Ocean Abyss vs Palladian Blue
Where Ocean Abyss belongs to Behr's range, Palladian Blue is a Benjamin Moore color. Ocean Abyss reads as blue, while Palladian Blue reads as blue-green — two distinct hue families, not close cousins. Palladian Blue (LRV 60) reflects noticeably more light than Ocean Abyss (LRV 7), a difference of 53 points that becomes especially apparent in rooms with limited natural light. Ocean Abyss runs blue while Palladian Blue is decidedly green, which means they'll respond very differently to warm vs cool light sources. With a ΔE of 50.1, the contrast is hard to miss. These aren't variations on a theme — they're two different answers to the same question. Below you'll find 6 real-room photo comparisons where both colors appear side by side, plus 5 simulated room previews.
Ocean Abyss vs Palladian Blue in Real Spaces
6 real rooms side by side. Seeing Ocean Abyss and Palladian Blue in actual rooms makes the difference concrete; browse the spaces below to get a feel for how each color lives on a wall.
Living Room
In a living room, color works across both daylight and evening light — the same wall can read very differently at noon and at 8pm. The LRV gap is large enough that Palladian Blue will make the room feel meaningfully brighter than Ocean Abyss would.
Bedroom
The context that matters most in a bedroom is how a color reads under a bedside lamp at night, not under noon daylight. Palladian Blue reflects noticeably more light off the walls, making the space read more open than Ocean Abyss.
Dining Room
A dining room lit by a dimmed pendant or candles is one of the most forgiving environments for paint — warm light softens almost everything. Palladian Blue returns significantly more light to the room — in a smaller or darker space, that difference in perceived brightness is hard to miss.
Bathroom
Bathrooms are one of the few spaces where you're genuinely enclosed by the paint color, which makes the choice between these two more consequential. Palladian Blue reflects noticeably more light off the walls, making the space read more open than Ocean Abyss.
House
Seen across an entire facade, subtle tonal differences become pronounced. What reads as nearly the same on a chip often reads as clearly different at scale. Palladian Blue reflects noticeably more light off the walls, making the space read more open than Ocean Abyss.
Front Door
A front door is a focal point — small color differences read clearly at this concentrated scale. The LRV gap is large enough that Palladian Blue will make the room feel meaningfully brighter than Ocean Abyss would.
Color Details
Ocean Abyss vs Palladian Blue Simulated Comparison
5 simulated room previews — drag the slider on each to see Ocean Abyss on one side and Palladian Blue on the other.
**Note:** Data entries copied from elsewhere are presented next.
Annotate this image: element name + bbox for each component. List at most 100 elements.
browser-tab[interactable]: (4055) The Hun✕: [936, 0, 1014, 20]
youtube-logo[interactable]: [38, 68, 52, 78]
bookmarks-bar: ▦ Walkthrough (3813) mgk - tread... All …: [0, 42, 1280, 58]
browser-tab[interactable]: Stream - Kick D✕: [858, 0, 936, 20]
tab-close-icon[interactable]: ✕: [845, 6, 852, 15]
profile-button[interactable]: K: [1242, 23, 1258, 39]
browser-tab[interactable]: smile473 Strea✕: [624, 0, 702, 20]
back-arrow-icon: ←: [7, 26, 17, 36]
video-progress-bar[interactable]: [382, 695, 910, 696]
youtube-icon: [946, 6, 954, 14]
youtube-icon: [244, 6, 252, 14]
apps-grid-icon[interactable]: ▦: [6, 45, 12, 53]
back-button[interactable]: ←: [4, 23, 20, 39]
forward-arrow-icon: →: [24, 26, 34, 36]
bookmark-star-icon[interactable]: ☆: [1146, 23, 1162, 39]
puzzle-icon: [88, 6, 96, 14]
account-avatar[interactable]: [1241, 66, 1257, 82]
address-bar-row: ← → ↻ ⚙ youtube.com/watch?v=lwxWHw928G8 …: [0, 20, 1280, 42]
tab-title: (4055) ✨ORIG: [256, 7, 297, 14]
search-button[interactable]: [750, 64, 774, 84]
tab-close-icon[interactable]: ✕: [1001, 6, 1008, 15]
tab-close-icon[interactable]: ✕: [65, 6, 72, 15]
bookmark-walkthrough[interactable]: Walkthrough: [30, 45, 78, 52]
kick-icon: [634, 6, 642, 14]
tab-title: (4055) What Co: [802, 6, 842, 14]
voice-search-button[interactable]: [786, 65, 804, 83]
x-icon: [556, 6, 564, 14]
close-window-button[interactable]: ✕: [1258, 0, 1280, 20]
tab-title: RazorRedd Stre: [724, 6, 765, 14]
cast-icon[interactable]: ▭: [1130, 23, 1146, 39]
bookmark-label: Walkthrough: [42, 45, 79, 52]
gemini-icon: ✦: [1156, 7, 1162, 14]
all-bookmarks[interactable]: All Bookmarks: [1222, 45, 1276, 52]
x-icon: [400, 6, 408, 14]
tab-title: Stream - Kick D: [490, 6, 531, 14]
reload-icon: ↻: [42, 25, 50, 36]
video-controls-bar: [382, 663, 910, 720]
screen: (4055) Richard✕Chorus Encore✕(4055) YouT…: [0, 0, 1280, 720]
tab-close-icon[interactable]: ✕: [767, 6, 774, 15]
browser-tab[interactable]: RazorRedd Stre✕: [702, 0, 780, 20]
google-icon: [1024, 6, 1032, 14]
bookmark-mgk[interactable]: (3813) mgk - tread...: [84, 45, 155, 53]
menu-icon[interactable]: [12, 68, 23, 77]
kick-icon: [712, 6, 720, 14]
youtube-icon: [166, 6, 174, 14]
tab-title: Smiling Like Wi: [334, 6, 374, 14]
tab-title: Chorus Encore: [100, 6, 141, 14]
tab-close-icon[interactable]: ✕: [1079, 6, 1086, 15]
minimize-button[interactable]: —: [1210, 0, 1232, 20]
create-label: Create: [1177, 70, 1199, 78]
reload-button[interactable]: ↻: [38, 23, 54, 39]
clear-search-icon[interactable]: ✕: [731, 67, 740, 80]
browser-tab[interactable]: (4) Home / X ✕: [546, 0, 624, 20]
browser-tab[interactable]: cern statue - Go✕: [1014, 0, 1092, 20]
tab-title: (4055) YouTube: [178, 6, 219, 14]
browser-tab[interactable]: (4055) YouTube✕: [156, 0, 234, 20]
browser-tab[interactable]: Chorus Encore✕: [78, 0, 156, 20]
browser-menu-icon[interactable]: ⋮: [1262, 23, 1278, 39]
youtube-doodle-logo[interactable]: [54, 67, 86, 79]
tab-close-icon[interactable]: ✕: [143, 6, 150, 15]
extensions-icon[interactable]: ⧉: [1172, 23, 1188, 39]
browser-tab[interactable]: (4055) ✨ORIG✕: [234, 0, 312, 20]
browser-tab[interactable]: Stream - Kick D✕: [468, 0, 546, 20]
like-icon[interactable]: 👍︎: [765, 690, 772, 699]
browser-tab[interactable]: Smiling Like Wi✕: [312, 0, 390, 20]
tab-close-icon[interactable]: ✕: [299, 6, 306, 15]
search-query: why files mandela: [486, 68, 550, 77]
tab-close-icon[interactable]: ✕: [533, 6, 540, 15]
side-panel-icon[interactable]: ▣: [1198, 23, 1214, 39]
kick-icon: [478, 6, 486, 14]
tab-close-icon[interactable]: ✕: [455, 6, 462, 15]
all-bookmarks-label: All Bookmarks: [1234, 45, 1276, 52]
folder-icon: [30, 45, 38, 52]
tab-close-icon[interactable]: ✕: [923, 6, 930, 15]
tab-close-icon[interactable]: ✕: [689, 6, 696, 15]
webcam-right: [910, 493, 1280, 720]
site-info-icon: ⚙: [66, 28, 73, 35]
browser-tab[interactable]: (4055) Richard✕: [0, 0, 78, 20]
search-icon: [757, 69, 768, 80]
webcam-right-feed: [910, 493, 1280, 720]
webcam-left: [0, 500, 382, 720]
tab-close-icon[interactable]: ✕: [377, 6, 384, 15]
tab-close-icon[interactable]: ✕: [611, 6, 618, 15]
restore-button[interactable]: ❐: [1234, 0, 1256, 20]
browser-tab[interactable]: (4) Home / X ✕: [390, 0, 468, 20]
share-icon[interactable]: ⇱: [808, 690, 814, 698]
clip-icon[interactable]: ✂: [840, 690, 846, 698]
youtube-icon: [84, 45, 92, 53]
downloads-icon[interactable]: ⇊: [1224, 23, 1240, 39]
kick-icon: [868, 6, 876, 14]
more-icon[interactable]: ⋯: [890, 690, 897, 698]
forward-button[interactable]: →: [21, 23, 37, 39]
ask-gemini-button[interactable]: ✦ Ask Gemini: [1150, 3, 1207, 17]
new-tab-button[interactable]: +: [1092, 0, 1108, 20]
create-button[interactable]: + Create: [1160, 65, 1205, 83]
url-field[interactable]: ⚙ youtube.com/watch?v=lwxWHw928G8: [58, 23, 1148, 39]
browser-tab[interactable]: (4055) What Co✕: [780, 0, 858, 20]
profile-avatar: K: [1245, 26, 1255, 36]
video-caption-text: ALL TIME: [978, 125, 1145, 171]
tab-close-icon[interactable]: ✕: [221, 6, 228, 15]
Digital color is approximate. These simulations are generated from the manufacturer's hex values and overlaid on grayscale room photos — your screen's calibration, brightness, and viewing angle all affect how they render. Before committing to either color, test physical samples in your own space under the light you actually live with.
More Ocean Abyss comparisons
See how Ocean Abyss stacks up against other well-photographed colors across different brands and tones.